Stephen Daldry’nin yönettiği ve Ralph Fiennes, Jeanette Hain, David Kross ile Kate Winslet’in oynadığı Okuyucu, II. Dünya Savaşı sonrası Almanya’da geçiyor. Michael, kendisinden yaşça büyük Hana ile büyük bir aşk yaşıyor ama Hanna bir gün ansızın ortadan kayboluyor. Michael, 8 yıl sonrasında, bir hukuk öğrencisi olarak savaş suçları mahkemesinde gözlemcilik yaparken Hanna‘yı sanık sandalyesinde görüyor. Film asıl söyleyeceklerini bundan sonra söylüyor. Kaçırmayın.

Kehanet (Knowing); Nicolas Cage’in ortalama filmlerinden biri olarak sinema tarihine yazılacak. 50 yıl önce bir okul bahçesine gömülen belgelerden birinde kıyamet günü bildirilmektedir. John Koestler (N. Cage) MIT’de çalışan bir bilim adamı olarak, everenin tesadüfi mi yoksa gerekirci (determinist) bir biçimde mi işlediğini öğrencilerine bir sorunsal (dilemma) olarak verirken köz üstünden yeni alınmış dumanı tüten patates gibi kucağında bir büyük sorun bulur. Ya fırlatıp atacak veya kaderine razı olup sorunsalı çözmeye çalışacaktır!

John Koestler ve oğlunun kaderiyle denklemin çözümünü filmi izleyenler öğrenebilecek!

Kanun Benim (Appaloosa), Ed Harris’in yönetip Viggo Mortensen, Renee Zellweger ve Jeremy Irons gibi oyuncularla başa güreştiği bir güzel film. Sert, acımasız Vahşi Batı ve kovboyların dünyasına ilginç bir geri dönüş. Aşk, arkadaşlık, yasa, hükümet, kapitalist ahlak… Ama en fazla dostluk üzerine bir film. Seyri keyif veriyor.

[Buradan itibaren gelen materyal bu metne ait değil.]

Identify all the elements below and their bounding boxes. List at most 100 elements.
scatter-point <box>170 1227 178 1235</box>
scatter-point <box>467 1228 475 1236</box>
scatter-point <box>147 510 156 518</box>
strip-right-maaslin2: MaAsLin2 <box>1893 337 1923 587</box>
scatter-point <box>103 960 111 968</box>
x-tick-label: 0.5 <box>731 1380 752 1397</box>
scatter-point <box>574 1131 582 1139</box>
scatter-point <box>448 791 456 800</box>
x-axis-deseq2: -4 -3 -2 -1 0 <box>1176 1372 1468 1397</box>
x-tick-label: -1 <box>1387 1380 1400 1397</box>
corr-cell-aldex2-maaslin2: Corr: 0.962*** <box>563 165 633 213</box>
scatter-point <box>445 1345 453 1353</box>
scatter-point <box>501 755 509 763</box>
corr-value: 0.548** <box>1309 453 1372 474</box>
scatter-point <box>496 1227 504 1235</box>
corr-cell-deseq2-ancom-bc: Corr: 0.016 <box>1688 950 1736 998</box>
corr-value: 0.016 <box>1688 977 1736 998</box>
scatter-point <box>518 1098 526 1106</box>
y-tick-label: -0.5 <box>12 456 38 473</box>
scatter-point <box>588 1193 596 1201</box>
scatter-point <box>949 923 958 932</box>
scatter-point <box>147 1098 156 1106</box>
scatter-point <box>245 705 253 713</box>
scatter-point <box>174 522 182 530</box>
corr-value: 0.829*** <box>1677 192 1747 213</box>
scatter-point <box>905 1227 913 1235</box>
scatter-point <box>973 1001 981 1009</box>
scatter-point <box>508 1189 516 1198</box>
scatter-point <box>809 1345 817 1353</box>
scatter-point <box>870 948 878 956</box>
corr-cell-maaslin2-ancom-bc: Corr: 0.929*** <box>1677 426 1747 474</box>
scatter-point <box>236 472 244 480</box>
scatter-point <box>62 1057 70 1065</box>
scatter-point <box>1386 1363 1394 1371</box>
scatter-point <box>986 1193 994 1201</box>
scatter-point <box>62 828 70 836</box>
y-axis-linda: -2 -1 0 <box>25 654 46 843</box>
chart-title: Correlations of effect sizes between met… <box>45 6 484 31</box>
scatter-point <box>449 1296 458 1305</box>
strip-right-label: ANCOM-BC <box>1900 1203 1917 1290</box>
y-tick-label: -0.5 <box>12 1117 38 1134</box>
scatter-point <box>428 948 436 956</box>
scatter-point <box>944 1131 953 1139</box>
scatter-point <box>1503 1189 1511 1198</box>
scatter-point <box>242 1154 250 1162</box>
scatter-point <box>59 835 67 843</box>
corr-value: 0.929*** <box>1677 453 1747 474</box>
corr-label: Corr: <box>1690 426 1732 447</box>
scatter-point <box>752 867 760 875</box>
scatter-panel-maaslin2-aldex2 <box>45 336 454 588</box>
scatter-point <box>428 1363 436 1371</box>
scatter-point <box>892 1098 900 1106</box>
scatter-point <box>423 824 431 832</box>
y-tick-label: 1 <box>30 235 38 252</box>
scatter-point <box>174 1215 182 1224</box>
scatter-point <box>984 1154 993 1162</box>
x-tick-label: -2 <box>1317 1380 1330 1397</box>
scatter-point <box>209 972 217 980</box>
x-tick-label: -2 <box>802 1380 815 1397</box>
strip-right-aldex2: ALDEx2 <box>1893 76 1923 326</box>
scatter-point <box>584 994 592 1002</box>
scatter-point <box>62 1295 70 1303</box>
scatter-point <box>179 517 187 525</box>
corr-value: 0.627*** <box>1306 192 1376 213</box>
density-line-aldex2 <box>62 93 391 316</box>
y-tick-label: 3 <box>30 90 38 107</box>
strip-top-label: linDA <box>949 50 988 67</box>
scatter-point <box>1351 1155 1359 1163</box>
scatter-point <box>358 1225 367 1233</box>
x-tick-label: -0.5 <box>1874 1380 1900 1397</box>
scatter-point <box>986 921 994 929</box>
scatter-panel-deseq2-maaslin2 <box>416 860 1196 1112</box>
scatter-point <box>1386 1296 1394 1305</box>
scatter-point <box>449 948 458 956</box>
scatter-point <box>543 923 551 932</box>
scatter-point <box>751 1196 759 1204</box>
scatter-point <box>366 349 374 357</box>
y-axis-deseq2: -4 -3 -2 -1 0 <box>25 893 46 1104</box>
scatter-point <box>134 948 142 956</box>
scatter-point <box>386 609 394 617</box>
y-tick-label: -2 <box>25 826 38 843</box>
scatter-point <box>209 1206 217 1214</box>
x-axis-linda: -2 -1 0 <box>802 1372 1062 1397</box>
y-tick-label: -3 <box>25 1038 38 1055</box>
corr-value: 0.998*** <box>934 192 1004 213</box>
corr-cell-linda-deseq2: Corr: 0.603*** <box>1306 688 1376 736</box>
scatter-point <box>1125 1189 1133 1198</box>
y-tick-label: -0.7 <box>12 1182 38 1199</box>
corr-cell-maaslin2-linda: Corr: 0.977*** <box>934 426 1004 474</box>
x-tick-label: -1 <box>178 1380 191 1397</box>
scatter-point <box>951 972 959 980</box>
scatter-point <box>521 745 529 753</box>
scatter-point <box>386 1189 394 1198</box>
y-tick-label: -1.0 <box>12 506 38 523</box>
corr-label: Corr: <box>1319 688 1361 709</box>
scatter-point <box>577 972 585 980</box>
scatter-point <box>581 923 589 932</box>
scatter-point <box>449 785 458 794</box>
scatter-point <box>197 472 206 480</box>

Yabancı (Outlander) ise sıkı bir fantastik macera. Ama Batı sinemasındaki “abartma ve yalan söyleme” alışkanlığına Yabancı’da da rastlıyoruz. Daha çifte su verilmiş çelik yapmayı bilmeyen Viking kahramanlarımız, üzenginin ve koşumun esamisinin okunmadığı ülkelerinde, 8. yüzyıl Avrupa şövaleleri gibi at biniyorlar! Kültür ve uygarlık tarihi bilmeyenler için bir şey ifade etmiyor ama işte ben ucundan kıyısından okuyor ve bilmeye çalışıyorum. Uyarmak borcundayım… Yönetmenler en az İskender’in yönetmeni Oliver Stone e kadar duyarlı davranmak zorundalar! Bu kanıksanmış durumu görmezden gelirseniz. Yabancı hiç de fena bir film değil.

Pazar: Bir Ticaret Masalı: Ben Hopkins’in yönettiği filmle ilgili düşüncelerimi Antalya Film Festivali’nde izledikten sonra yazmıştım. Oryantalist bakış açısı ile çekilmiş bir film. Şu sıralar “Türk filmi mi, İngiliz mi, Alman mı?” tartışması yapılıyor. Yahu! Filmin ruhu Türk değil! Yapımcısı, yönetmeni ve her yeri yüzde yüz Türk olsa ne yazar!